Zanlorenzi, do BTG, vê grande potencial de crescimento para o setor, mas diz que muitas vezes se depara com uma certa resistência do investidor que acha que ao alugar os papéis que tem em carteira vai atuar contra os seus ativos, ao dar munição para quem quer operar “vendido” (apostando na baixa) nas ações. “Tem que deixar claro que não vai ser por causa da ação dele que o gestor vai deixar de fazer a estratégia, ainda é preciso quebrar esse preconceito.” Quem empresta os ativos não deixa de receber eventuais proventos, como juros sobre o capital próprio ou dividendos distribuídos pela companhia emissora, mas não pode votar em assembleias de acionistas. ETF também aluga carteira A Itaú Asset Management tem uma mesa dedicada ao aluguel de ações e isso é particularmente útil na gestão do ETF (fundo de índice) de Ibovespa da instituição, diz Renato Eid, chefe de estratégia beta e integração ESG da gestora. Ele conta que, pelo regulamento, o ETF BOVV11 pode ter até 70% da carteiras de ações alugada e também um limite de 70% para cada papel que integra o portfólio. O resultado é que o ETF que em tese replicaria a performance do Ibovespa acaba tendo um desempenho até melhor, por conta da receita com os ativos que empresta. Mesmo com taxa de administração de 0,30% ao ano, em 12 meses o ETF proporcionou retorno 0,07 ponto percentual acima do Ibovespa, cita o executivo. “Ou seja, a expectativa de quem está acessando o mercado acionário [por meio do BOVV11] é ganhar na largada 0,07 ponto percentual, mais a remuneração que o Ibovespa der”, afirma. “Isso é um aprendizado. Com taxas [de juros] altas, seja nominal ou real, era outra coisa, você falava em 0,07, 0,10 ou 0,20 ponto percentual, e isso passava despercebido. Agora [com juros menores], cada vez mais é preciso atentar para o detalhe do investimento, buscar eficiência para o cliente.”
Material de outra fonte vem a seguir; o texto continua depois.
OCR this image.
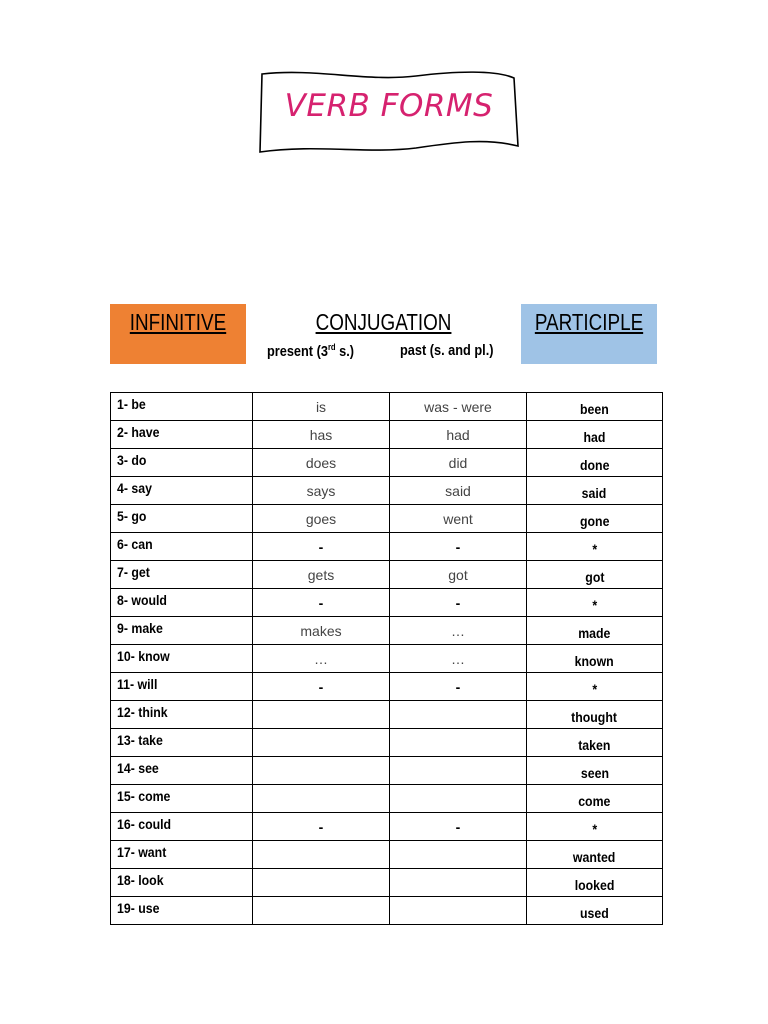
VERB FORMS
INFINITIVE	CONJUGATION
present (3rd s.)	past (s. and pl.)
PARTICIPLE
1- be	is	was - were	been
2- have	has	had	had
3- do	does	did	done
4- say	says	said	said
5- go	goes	went	gone
6- can	-	-	*
7- get	gets	got	got
8- would	-	-	*
9- make	makes	…	made
10- know	…	…	known
11- will	-	-	*
12- think			thought
13- take			taken
14- see			seen
15- come			come
16- could	-	-	*
17- want			wanted
18- look			looked
19- use			used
Eid explica que o investidor que tem o ETF em carteira também pode se valer da operação de empréstimo de duas formas: alugar as ações que compõem o fundo de índice ou as cotas do ETF. “O desafio é trazer esse conhecimento para todo mundo. O investidor institucional já está bem familiarizado, mas para a pessoa física tem um trabalho a fazer para dar luz a esse tipo de operação. Duvivier, da SL Tools, reforça que o investidor que tem em carteira ETFs que replicam os índices da bolsa (BOVB11, BOVA11 ou BOVV11), ao adicionar o dividendo esperado à taxa de aluguel, consegue ter um retorno em caixa entre 4,03% e 5,29% ao ano, além da eventual valorização.